In this anxious and isolating time, video conferencing has emerged as a stand-in for just about every interaction that would normally happen face-to-face or be handled with a quick email. With so many interactions moved to virtual platforms, the general public is now starting to understand what researchers have long known: virtual interactions can be extremely hard on the brain, leaving you feeling exhausted.

‘Zoom’ has become a shorthand way to describe this new ecosystem of virtual conferencing, and over the past few weeks, mentions of “Zoom fatigue” have popped up more and more on social media, and Google searches for the phrase have increased steadily since early March. What is it, exactly, that is so draining about interacting with a grid of faces on video chat? Regular users and experts in communication and psychology point to a number of factors: the body language and other cues that we expect when looking at another person’s face, the way we monitor our own appearance mirrored back to us, the stimulation of staring into faces at close range on a screen, or the inability to take a break, move, or change our surroundings.

Video calling requires more focus than does a face-to-face interaction. Video chats require us to work harder to process non-verbal cues like facial expressions, body language, and the tone and pitch of voice. Paying more attention to these factors consumes a significant amount of energy. On a video call, because we are all in different places, if we turn to look out the window, we worry it might appear as if we’re not paying attention. Not to mention, most of us are also staring at a small window of ourselves, making us hyper-aware of every expression and how it might be interpreted.  Without the visual breaks we need to refocus, our brains grow tired.

In part, it’s because we are forced to focus more intently on conversations in order to absorb information. Think of it this way: when you are sitting in a conference room, you can rely on whispered side exchanges to catch you up if you get distracted or answer quick, clarifying questions. During a video call, however, it’s impossible to do this unless you use the private chat feature or awkwardly try to find a moment to unmute and ask a colleague to repeat themselves.

We’re also continuously finding new courteous ways to ask our loved ones not to disturb us or tuning them out as they crawl across the floor to grab their phone off the table.  This is especially challenging for those with small children and who don’t have a private space in which to work.

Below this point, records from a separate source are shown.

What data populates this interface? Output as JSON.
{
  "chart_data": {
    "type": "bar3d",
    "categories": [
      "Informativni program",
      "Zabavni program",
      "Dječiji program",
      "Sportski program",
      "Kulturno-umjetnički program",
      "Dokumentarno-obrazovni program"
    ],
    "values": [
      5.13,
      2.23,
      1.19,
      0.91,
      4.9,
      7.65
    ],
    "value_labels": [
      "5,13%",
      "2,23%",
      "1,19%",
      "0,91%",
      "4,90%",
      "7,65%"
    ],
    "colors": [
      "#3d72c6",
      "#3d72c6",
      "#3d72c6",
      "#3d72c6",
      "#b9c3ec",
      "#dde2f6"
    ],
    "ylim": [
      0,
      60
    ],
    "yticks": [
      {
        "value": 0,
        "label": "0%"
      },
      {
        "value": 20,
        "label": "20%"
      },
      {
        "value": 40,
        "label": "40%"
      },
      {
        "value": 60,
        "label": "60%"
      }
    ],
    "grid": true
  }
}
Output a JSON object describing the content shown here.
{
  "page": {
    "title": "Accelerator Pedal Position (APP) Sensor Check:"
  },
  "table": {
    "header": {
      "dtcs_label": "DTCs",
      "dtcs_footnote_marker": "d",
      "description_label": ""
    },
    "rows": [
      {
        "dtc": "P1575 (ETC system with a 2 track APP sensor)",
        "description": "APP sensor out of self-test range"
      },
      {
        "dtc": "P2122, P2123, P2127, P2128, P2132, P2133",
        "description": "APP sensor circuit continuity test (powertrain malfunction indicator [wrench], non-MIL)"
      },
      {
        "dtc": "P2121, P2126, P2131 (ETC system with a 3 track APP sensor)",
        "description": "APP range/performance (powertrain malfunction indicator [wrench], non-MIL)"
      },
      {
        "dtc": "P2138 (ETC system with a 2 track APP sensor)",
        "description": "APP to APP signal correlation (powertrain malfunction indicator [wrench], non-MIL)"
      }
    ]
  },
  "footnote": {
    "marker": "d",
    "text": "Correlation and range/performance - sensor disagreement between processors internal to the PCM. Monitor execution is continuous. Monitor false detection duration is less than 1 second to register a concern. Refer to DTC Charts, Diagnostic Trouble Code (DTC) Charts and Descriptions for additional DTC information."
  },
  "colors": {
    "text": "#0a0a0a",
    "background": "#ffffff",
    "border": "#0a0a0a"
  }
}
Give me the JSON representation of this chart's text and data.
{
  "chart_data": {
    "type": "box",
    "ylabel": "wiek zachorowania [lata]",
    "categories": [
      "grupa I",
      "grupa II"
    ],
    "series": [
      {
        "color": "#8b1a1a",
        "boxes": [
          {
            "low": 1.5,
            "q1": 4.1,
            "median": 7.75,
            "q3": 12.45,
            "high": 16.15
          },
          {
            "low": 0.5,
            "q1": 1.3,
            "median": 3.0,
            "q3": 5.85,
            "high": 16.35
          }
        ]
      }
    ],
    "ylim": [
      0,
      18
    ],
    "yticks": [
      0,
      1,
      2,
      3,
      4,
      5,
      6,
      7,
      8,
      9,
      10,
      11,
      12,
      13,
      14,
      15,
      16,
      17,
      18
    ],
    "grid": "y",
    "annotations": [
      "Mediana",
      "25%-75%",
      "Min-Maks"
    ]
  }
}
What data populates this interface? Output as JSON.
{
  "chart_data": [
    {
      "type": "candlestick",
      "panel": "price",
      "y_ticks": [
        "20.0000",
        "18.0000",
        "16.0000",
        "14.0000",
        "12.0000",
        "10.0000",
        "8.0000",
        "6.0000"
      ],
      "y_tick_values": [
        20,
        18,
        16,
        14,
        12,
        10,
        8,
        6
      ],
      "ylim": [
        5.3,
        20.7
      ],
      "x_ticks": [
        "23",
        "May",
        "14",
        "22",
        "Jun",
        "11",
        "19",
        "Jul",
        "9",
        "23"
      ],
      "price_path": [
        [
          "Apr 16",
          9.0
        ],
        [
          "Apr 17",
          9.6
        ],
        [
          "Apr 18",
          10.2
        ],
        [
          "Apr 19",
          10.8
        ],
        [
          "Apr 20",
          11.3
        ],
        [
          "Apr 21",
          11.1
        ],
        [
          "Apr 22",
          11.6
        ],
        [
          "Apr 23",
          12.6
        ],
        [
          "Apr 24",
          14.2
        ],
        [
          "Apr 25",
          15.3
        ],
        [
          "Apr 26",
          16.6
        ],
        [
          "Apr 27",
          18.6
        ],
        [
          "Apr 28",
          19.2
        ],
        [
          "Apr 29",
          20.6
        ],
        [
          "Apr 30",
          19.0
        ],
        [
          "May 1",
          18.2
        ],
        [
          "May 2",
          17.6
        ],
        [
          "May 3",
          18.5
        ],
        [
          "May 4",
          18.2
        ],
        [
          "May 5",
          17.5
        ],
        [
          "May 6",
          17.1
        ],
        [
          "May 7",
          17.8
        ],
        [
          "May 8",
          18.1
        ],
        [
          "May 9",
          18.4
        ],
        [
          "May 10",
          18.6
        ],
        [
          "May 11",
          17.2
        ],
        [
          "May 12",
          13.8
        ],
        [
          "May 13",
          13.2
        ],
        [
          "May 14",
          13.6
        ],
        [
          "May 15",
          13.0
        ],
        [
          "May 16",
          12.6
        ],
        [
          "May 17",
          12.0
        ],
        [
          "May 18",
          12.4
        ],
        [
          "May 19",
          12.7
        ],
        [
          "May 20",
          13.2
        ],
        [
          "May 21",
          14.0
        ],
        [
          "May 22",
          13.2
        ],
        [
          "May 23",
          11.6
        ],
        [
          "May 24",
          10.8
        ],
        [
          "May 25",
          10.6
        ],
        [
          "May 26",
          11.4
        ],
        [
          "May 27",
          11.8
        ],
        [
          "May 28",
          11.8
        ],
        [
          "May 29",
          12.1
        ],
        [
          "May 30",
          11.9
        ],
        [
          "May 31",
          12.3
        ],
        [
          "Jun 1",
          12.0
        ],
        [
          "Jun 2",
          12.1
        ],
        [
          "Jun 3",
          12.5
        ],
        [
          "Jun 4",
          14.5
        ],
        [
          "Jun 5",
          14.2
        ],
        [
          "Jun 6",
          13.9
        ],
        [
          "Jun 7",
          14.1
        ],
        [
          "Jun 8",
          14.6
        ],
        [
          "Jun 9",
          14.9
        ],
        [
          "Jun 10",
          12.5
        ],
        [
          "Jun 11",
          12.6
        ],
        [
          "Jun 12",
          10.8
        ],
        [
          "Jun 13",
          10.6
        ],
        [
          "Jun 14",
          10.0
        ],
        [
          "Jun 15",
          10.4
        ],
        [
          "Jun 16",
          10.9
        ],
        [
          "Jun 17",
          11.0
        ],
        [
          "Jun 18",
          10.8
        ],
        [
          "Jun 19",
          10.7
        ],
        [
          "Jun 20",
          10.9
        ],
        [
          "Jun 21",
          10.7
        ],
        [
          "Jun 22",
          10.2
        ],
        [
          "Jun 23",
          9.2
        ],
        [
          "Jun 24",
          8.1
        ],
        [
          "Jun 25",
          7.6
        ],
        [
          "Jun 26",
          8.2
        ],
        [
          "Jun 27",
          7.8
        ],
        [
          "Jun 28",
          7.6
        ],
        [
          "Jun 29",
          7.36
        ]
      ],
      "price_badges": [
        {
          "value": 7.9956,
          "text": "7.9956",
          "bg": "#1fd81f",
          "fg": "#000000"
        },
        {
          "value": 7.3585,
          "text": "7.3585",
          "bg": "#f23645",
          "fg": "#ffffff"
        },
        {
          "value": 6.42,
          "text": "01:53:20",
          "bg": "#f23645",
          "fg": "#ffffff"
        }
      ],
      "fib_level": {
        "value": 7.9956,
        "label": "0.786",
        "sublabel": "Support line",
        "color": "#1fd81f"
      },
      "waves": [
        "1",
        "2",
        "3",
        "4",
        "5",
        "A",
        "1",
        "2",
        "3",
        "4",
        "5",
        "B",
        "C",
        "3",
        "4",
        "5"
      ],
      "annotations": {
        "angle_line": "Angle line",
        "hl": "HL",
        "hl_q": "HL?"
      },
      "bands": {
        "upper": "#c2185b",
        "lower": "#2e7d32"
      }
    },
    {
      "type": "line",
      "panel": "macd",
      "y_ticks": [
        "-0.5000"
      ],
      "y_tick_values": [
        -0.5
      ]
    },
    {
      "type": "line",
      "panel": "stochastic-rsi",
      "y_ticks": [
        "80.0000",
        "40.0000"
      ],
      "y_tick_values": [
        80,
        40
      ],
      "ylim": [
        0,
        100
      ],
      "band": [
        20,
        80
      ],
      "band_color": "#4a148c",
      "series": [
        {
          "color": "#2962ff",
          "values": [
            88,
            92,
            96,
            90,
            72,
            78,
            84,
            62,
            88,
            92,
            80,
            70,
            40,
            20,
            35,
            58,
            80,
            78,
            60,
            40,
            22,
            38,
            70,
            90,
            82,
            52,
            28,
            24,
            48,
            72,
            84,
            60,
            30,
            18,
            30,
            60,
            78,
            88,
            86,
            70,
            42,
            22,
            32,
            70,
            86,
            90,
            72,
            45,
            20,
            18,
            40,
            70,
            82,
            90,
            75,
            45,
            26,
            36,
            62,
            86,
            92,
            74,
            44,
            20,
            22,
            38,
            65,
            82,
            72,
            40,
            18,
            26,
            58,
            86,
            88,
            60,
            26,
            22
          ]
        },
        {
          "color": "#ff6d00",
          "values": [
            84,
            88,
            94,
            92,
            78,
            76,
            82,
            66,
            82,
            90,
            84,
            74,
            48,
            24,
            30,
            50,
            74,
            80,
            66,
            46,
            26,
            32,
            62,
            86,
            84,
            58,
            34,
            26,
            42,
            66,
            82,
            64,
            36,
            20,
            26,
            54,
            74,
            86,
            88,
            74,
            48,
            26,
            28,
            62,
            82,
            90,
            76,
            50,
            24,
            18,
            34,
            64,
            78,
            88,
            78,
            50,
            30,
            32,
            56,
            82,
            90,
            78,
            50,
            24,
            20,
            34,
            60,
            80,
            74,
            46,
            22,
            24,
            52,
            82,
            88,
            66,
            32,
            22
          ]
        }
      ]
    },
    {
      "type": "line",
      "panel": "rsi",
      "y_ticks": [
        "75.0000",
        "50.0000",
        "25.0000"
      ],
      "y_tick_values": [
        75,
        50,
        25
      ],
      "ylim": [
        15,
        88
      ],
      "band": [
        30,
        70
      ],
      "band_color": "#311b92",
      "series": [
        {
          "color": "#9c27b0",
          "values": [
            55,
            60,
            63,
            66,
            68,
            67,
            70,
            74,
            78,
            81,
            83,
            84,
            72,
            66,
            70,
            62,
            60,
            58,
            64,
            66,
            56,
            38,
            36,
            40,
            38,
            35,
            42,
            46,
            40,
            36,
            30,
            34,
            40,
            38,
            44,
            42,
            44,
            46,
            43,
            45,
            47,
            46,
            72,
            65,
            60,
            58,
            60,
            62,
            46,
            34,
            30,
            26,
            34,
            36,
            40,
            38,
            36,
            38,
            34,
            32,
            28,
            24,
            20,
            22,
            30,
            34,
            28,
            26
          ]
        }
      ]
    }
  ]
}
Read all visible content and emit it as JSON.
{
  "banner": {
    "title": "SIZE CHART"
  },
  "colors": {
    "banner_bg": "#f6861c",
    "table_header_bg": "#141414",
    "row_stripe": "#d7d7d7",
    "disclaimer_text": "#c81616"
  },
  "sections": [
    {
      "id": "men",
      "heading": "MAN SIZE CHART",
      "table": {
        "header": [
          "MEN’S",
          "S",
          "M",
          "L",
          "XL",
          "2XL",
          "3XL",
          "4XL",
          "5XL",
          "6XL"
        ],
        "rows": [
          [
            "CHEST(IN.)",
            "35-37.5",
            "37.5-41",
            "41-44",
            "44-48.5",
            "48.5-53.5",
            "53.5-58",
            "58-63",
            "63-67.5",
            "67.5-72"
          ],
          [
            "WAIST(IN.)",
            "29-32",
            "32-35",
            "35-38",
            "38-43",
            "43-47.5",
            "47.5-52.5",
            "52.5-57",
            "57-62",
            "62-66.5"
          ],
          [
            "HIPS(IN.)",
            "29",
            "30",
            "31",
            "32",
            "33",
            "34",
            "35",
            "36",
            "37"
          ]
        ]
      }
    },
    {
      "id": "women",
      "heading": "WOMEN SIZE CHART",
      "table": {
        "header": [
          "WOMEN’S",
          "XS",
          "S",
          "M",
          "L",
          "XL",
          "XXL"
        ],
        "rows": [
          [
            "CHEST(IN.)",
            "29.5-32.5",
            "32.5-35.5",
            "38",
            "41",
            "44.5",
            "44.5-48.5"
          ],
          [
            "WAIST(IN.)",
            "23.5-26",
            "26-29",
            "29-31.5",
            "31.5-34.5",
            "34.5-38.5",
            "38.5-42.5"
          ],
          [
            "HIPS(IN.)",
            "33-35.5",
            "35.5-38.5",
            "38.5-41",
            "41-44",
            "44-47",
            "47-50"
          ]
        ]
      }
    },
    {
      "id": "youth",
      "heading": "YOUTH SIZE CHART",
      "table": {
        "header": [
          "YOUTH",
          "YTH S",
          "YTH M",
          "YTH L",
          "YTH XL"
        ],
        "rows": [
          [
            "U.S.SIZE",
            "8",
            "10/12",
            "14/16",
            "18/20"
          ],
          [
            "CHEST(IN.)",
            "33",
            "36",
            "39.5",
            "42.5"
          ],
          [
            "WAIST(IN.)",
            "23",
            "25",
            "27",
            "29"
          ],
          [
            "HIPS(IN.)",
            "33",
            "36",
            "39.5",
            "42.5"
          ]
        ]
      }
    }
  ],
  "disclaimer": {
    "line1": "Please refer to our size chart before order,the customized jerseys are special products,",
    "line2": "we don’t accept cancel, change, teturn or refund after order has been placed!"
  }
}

The whole experience of a video conference feels like a prolonged bout of directly staring at other people staring back at us. That’s draining.  Which is why it’s not what actually happens when we meet in person, where we only occasionally look right at one another or make prolonged eye contact.  Zoom, or other virtual conferencing platforms, is wearing a lot of us down and as this period of enforced online work and socializing drags on, we’re all going to have to learn how to conserve our physical and psychological energy better.